General Factsheet - German

Randa Wahbe April 23, 2013 0

Click here for PDF

Israels Internierungs- und Haftbedingungen: Seit Beginn der israelischen Besetzung palästinensischer Gebiete in 1967 hat das israelische Militär mehr als 750.000 Palästinenser inhaftiert. Diese Zahl entspricht 40% der gesamten männlichen Bevölkerung im besetzten palästinensischen Gebiet.

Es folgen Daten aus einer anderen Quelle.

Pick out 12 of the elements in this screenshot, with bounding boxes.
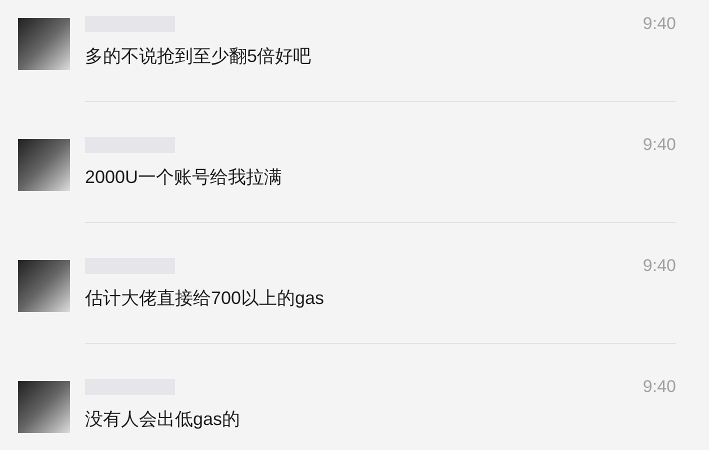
avatar-placeholder [18, 381, 70, 433]
message-time: 9:40 [642, 14, 676, 34]
message-text: 没有人会出低gas的 [85, 409, 240, 429]
message-text: 估计大佬直接给700以上的gas [85, 288, 324, 308]
message-time: 9:40 [642, 377, 676, 397]
message-time: 9:40 [642, 135, 676, 155]
avatar-placeholder [18, 18, 70, 70]
avatar-placeholder [18, 260, 70, 312]
message-time: 9:40 [642, 256, 676, 276]
message-text: 多的不说抢到至少翻5倍好吧 [85, 46, 312, 66]
avatar-placeholder [18, 139, 70, 191]
message-text: 2000U一个账号给我拉满 [85, 167, 282, 187]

Administrativhaft: Administrativhaft ist ein Verfahren, das israelischen Autoritäten erlaubt, Palästinenser ein bis sechs Monate zu inhaftieren, und die Haftbefehle gegen sie beliebig oft zu erneuern. Die Haftbefehle basieren auf Geheiminformationen, die weder den Häftlingen noch ihren Anwälten zugänglich gemacht werden. Von einer Administrativhaft machen israelische Funktionäre häufig dann Gebrauch, wenn eine Inhaftierung von Palästinensern nach den gängigen Militärkonventionen in der Westbank aufgrund mangelnder Beweise nicht möglich ist.

Unbegrenzte Administrativhaft: Unbegrenzte Administrativhaft verstößt gegen internationales Recht. Dieses erlaubt das Verhängen einer Administrativhaft durch exekutive Behörden nur im Ausnahmezustand, wenn eine reale und unmittelbare Bedrohung für die Staatssicherheit vorliegt. Solch ein Ausnahmezustand kann jedoch schon per definitionem nicht unbegrenzt andauern. Mazen Natsheh, der bislang den längsten Zeitraum in Administrativhaft verbracht hat, war jedoch seit 1994 insgesamt mehr als zehneinhalb Jahre in Haft.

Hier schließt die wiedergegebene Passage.